54 April 9, 2008

In my last column, I told you that I would discuss some of the organic ways to control weeds and insects in your lawn.

Let’s start the discussion with an organic way to control crabgrass. For many years, there was not an effective way to organically control crabgrass. In the last 8 years or so, many people have found out about using corn gluten. Corn gluten prevents the crabgrass seed from getting their roots established in the soil. It can also work to control other lawn weeds that may grow from seed. The only drawback to using corn gluten is that it will also prevent grass seed from getting established in your lawn. However, unlike the conventional chemical crabgrass control method where you need to wait about 14 weeks before you can re-seed, corn gluten allows you to re-seed in about 6 weeks. To control crabgrass, the corn gluten is applied before the crabgrass is set to germinate. This would be roughly before the forsythia drop their flowers. The soil temperature that causes the forsythia to drop flowers is about the same temperature that causes the crabgrass seed to sprout.

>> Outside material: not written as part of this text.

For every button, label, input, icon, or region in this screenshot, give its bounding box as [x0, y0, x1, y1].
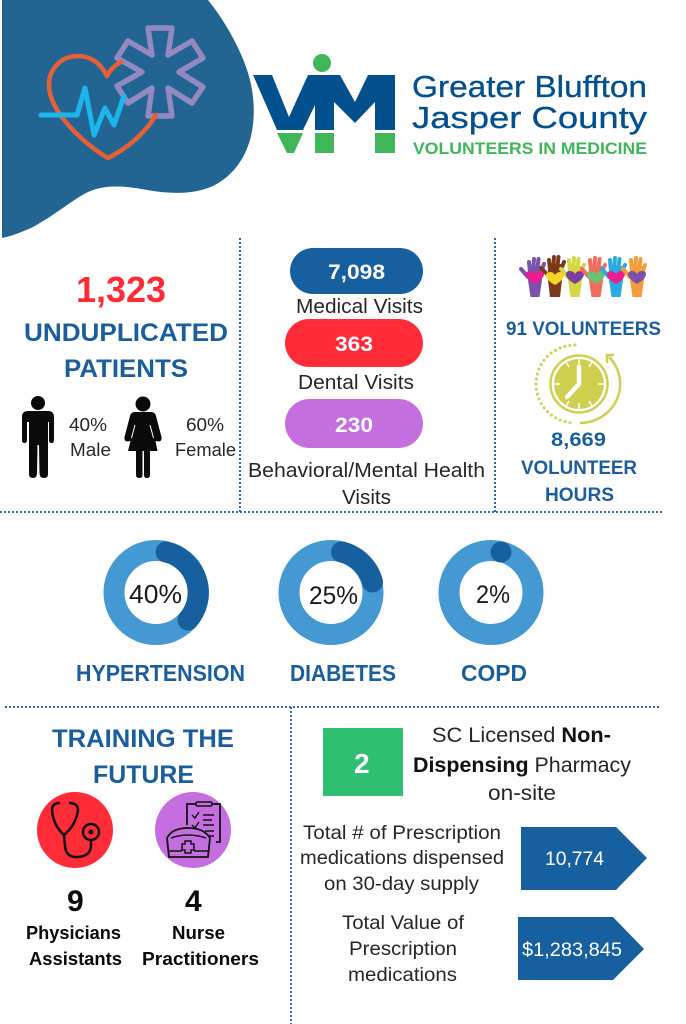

Controlling broadleaf weeds in your lawn is a bit more difficult. Most of the organic weed killers that work on broadleaf weeds are non selective. This means that the weed killer will kill any leaf that it comes in contact with when it is applied to your lawn. This would include your grass. This means that when you apply broadleaf weed controls that are organic, you must be careful not to spray it on your grass. The organic broadleaf weed controls also, for the most part, only kill the leafy part of the weed. The weed can re-grow from the root system. It usually takes repeated applications of an organic broadleaf weed killer to finally kill off the weed.

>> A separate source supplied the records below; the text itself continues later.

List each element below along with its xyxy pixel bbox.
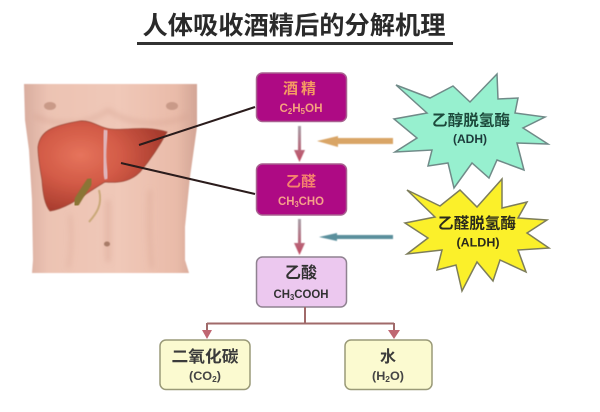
nipples and navel [44, 102, 178, 246]
box: acetic acid: CH [274, 287, 291, 301]
starburst: ALDH enzyme: (ALDH) [456, 236, 500, 250]
box: acetic acid: 3 [290, 293, 295, 302]
box: acetic acid: COOH [294, 287, 328, 301]
box: carbon dioxide: 2 [212, 375, 217, 384]
box: acetic acid [256, 257, 346, 307]
starburst: ADH enzyme: 乙醇脱氢酶 [432, 110, 510, 130]
pointer line to ethanol box [139, 107, 255, 145]
bile duct [89, 190, 100, 222]
box: ethanol: 酒精 [283, 80, 319, 98]
gallbladder [76, 181, 90, 203]
box: acetaldehyde: 3 [294, 200, 299, 209]
chest and abdomen shading [34, 110, 188, 268]
arrow: acetaldehyde to acetic acid [294, 219, 305, 255]
box: water: 2 [385, 375, 391, 384]
box: ethanol: 2 [288, 107, 293, 116]
starburst: ADH enzyme [394, 74, 548, 188]
starburst: ALDH enzyme: 乙醛脱氢酶 [438, 214, 516, 232]
box: ethanol: 5 [301, 107, 306, 116]
box: carbon dioxide: ) [217, 369, 221, 383]
box: carbon dioxide [160, 340, 250, 390]
title: 人体吸收酒精后的分解机理 [142, 12, 446, 40]
box: acetaldehyde: 乙醛 [286, 174, 316, 190]
branching arrows to products [202, 307, 400, 339]
box: carbon dioxide: 二氧化碳 [172, 347, 238, 366]
box: ethanol: H [292, 101, 301, 115]
pointer line to acetaldehyde box [121, 163, 255, 194]
box: water: 水 [380, 348, 396, 366]
arrow: ALDH catalysis [319, 233, 393, 241]
box: carbon dioxide: (CO [189, 369, 211, 383]
box: acetaldehyde: CH [278, 194, 295, 208]
box: acetic acid: 乙酸 [285, 263, 317, 282]
torso [24, 84, 197, 273]
box: water: (H [372, 369, 385, 383]
falciform ligament [104, 130, 107, 179]
box: water: O) [390, 369, 404, 383]
box: ethanol: C [280, 101, 288, 115]
title underline [137, 42, 453, 45]
arrow: ADH catalysis [317, 136, 393, 147]
illustration: torso with liver [24, 84, 197, 273]
liver [38, 121, 167, 211]
arrow: ethanol to acetaldehyde [294, 126, 305, 162]
box: acetaldehyde: CHO [299, 194, 324, 208]
box: water [345, 340, 432, 390]
starburst: ALDH enzyme [405, 179, 549, 291]
starburst: ADH enzyme: (ADH) [453, 132, 487, 146]
box: acetaldehyde [256, 164, 346, 215]
box: ethanol: OH [305, 101, 322, 115]
box: ethanol [256, 73, 346, 122]
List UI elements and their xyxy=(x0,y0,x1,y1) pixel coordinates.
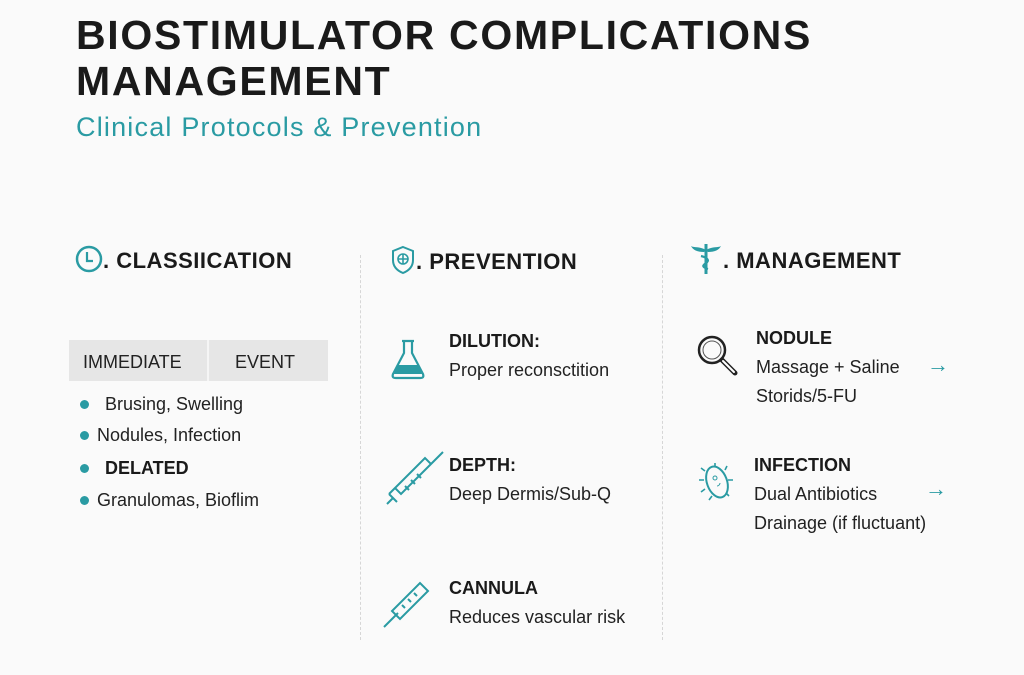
title: BIOSTIMULATOR COMPLICATIONS xyxy=(76,12,812,58)
icon: flask xyxy=(392,340,424,380)
item: dilution: DILUTION: xyxy=(449,331,540,351)
heading: prevention: . PREVENTION xyxy=(416,249,577,274)
item: depth: Deep Dermis/Sub-Q xyxy=(449,484,611,504)
item: infection xyxy=(754,455,926,533)
item: infection: Drainage (if fluctuant) xyxy=(754,513,926,533)
item: dilution xyxy=(449,331,609,380)
item: depth: DEPTH: xyxy=(449,455,516,475)
heading: management: . MANAGEMENT xyxy=(723,248,901,273)
bullet list: Brusing, Swelling xyxy=(105,394,243,414)
item: cannula xyxy=(449,578,626,627)
item: infection: INFECTION xyxy=(754,455,851,475)
item: nodule: NODULE xyxy=(756,328,832,348)
item: cannula: Reduces vascular risk xyxy=(449,607,625,627)
table header: EVENT xyxy=(235,352,295,372)
item: dilution: Proper reconsctition xyxy=(449,360,609,380)
item: nodule: Massage + Saline xyxy=(756,357,900,377)
icon: syringe xyxy=(386,451,444,505)
table header: IMMEDIATE xyxy=(83,352,182,372)
subtitle: Clinical Protocols & Prevention xyxy=(76,112,482,142)
title: MANAGEMENT xyxy=(76,58,391,104)
bullet list: Nodules, Infection xyxy=(97,425,241,445)
arrow: → xyxy=(925,476,947,501)
bullet list: DELATED xyxy=(105,458,189,478)
item: nodule xyxy=(756,328,900,406)
table header xyxy=(69,340,328,381)
icon: cannula xyxy=(383,582,430,628)
item: depth xyxy=(449,455,611,504)
item: nodule: Storids/5-FU xyxy=(756,386,857,406)
title xyxy=(76,12,812,104)
icon: bacteria xyxy=(699,463,733,500)
arrow: → xyxy=(927,352,949,377)
heading: classification: . CLASSIICATION xyxy=(103,248,292,273)
panel: management xyxy=(691,244,949,533)
panel: prevention xyxy=(383,246,626,628)
bullet list xyxy=(80,394,259,510)
panel: classification xyxy=(69,246,328,510)
bullet list: Granulomas, Bioflim xyxy=(97,490,259,510)
icon: magnifier xyxy=(698,336,738,376)
item: cannula: CANNULA xyxy=(449,578,538,598)
item: infection: Dual Antibiotics xyxy=(754,484,877,504)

There can also be times where you want to organically control insects in your lawn. Neem oil is a good alternative to control chewing and sucking insects that attack your lawn. Neem can also be used to control Japanese Beetle grubs. The spray is mixed with water and applied to your lawn and then watered into the lawn so that it comes in contact with the grubs.
There is also a long term control that kills beetle grubs. The product is called Milky Spore. The Milky Spore is applied to the soil and then watered into the soil. As the beetle grubs come into contact with the spores, they become infected and soon die from the bacterial disease. As the grub dies, they release more spores into the soil, spreading the spores over a larger and larger area. It does take a few years for the spores to spread over the entire lawn. Once the spores are in the soil, you can have control for up to 20 years.

While we are on the subject of organic lawn weed and insect control, let’s take a few sentences to talk about organic lawn fertilizer. Over the past few years, I have seen an increased interest among customers for using organic fertilizers on their lawns. Along with organically feeding the lawn, the breakdown of the organic fertilizer also releases organic material into the soil. This helps to build up the organic matter in your lawn. The increase in organic matter in the lawn means that your soil will hold moisture better and the actual nutrients will stay in the soil longer. A win- win situation for those folks who don’t have a lot of organic matter in their soil. The increase in organic matter is not an overnight thing. It will take years of applying organic fertilizers to make a big difference in the organic composition of the soil. But hey, you have to start some time.